When I reached the age where you’re accepted by society as an adult, those words kept following me all around but with more variations. I was supposed to be happy that I have money, and a job, and things that I can buy and that somewhere a child in africa is dying so I’m not entitled to feel pain or complain about my love life or how people in the office treat me. Same thing.

I grew up believing what they told me and I didn’t cry the moment my dad walked out the door, or when my sister lost her screws and it was just like world war in the living room, or when childhood best friend moved away because it was nothing compared to their pain, and when I got older I kept the act because there was this homeless guy and I should be happy I have a stable income. But then it happens it leaves this huge gap of confusion. The confusion soon makes this huge empty hole because you keep on denying the pain that you were supposed to be feeling in the first place, it soon evolves into baggage that keeps us from moving forward and gradually it develops into one or two disorders and problems.

I’ve met a lot of people from different backgrounds and heard an infinity amount of various stories on what they were going through and how they feel like throwing their phones against the wall in my brief life, and the moral of the stories are just that pain is simply pain. And hurt was also hurt. Much like love it didn’t need to be understood, it didn’t need age limit or money limit, it didn’t need to come from a certain level of society, it didn’t need levels or types, or criteria and scenarios. Pain hurts, and quoting John Green, it demands to be felt.

Pain is pain and pain hurts. No more explanation to it.

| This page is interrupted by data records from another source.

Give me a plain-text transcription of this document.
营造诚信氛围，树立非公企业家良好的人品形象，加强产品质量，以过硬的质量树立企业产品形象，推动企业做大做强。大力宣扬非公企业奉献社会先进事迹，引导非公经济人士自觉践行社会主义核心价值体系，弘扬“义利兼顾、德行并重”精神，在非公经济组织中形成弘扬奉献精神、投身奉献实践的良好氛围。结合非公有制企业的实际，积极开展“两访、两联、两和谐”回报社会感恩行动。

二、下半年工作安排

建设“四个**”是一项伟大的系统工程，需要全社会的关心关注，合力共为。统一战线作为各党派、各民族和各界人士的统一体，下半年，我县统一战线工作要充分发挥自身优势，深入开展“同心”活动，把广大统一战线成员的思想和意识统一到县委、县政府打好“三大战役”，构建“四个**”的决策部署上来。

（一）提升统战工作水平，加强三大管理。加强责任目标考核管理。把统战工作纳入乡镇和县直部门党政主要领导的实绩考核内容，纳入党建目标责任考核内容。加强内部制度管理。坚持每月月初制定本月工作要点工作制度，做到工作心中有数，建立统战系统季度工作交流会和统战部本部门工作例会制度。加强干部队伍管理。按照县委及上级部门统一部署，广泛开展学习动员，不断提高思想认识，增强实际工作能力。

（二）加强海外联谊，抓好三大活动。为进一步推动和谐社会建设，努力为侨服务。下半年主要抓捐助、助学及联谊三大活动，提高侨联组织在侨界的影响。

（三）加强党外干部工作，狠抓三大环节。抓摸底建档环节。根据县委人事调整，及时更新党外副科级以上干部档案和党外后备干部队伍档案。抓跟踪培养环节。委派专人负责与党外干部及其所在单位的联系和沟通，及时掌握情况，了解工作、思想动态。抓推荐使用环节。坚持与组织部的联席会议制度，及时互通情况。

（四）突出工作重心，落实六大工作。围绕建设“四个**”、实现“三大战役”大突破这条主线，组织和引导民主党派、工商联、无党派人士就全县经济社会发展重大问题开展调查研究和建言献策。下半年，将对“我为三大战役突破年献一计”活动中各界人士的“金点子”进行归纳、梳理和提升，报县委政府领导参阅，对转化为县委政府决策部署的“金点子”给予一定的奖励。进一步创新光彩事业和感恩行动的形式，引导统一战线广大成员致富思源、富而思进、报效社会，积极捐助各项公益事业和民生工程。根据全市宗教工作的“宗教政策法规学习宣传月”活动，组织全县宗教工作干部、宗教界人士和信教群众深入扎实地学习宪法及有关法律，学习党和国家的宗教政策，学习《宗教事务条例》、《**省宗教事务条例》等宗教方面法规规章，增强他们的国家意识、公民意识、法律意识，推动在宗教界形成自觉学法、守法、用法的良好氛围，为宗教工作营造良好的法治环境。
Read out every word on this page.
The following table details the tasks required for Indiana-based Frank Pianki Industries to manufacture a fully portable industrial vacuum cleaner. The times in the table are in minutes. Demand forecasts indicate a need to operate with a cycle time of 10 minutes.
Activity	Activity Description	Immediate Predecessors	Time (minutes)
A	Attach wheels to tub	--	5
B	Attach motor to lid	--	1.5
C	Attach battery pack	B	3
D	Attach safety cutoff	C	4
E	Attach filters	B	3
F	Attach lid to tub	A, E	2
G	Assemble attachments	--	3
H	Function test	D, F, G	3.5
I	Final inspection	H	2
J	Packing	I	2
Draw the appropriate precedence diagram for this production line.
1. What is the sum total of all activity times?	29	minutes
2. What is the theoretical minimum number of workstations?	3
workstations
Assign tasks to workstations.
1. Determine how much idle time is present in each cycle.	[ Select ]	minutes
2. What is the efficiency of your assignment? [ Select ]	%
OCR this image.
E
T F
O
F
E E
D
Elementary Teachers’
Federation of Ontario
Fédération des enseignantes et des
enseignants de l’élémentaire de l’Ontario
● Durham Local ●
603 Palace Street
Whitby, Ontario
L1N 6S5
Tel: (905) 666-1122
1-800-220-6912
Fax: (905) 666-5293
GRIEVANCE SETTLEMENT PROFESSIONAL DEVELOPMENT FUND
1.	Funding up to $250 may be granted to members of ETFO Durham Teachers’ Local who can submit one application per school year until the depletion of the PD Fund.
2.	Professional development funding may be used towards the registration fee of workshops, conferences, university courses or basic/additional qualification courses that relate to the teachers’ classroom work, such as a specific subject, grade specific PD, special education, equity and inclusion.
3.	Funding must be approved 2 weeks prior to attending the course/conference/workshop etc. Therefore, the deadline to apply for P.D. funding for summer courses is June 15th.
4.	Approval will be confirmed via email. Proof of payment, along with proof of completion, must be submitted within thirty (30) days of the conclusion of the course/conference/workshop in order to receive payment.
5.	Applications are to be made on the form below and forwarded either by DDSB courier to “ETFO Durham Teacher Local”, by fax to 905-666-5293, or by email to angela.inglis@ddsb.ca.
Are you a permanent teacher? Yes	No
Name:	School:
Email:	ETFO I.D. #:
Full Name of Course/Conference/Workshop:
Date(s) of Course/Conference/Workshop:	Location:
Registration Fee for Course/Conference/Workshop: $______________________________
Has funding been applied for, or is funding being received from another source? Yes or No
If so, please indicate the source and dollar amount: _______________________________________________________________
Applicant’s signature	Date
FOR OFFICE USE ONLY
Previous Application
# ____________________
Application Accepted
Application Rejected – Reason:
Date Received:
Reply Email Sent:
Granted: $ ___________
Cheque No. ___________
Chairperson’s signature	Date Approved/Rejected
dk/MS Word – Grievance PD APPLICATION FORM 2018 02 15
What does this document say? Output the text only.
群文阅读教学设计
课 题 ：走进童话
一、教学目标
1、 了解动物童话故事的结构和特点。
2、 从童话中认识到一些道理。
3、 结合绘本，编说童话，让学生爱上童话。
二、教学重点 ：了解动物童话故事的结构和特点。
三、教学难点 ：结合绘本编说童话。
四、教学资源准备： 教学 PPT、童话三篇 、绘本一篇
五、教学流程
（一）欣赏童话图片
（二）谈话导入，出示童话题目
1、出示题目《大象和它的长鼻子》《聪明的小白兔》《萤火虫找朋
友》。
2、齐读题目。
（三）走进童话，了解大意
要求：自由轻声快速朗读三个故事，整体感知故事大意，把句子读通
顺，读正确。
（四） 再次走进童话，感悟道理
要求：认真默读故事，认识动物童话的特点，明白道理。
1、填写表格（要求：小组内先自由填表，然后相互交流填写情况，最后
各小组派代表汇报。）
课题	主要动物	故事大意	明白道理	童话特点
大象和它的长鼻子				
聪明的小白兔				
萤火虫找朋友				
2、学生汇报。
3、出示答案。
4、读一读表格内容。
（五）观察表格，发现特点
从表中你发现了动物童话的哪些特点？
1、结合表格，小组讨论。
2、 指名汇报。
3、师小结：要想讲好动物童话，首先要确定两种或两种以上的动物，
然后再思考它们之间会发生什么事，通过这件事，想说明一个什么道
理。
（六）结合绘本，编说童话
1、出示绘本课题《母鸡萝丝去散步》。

Maybe those words were meant to soothe or as encouragement, but the truth is it won’t ever help. Because when you’re hurt, you’re supposed to feel it because that’s the only way you can let go afterwards, not keep it hidden in a tiny box called a heart and just leave it there to corrode everything else over time. And pain is just the same for everyone, what caused it might have been different but hurt is hurt. A girl can be rejected by a guy and a man could get laid off, what’s the same is they would probably drown in sea of blankets and salty tears at night. Like a plane crash and a bombing, different, but people die none the less do they not?

It is all right to feel pain and to feel hurt no matter who, what, or how old you are. Because when it rains, it pours for everyone.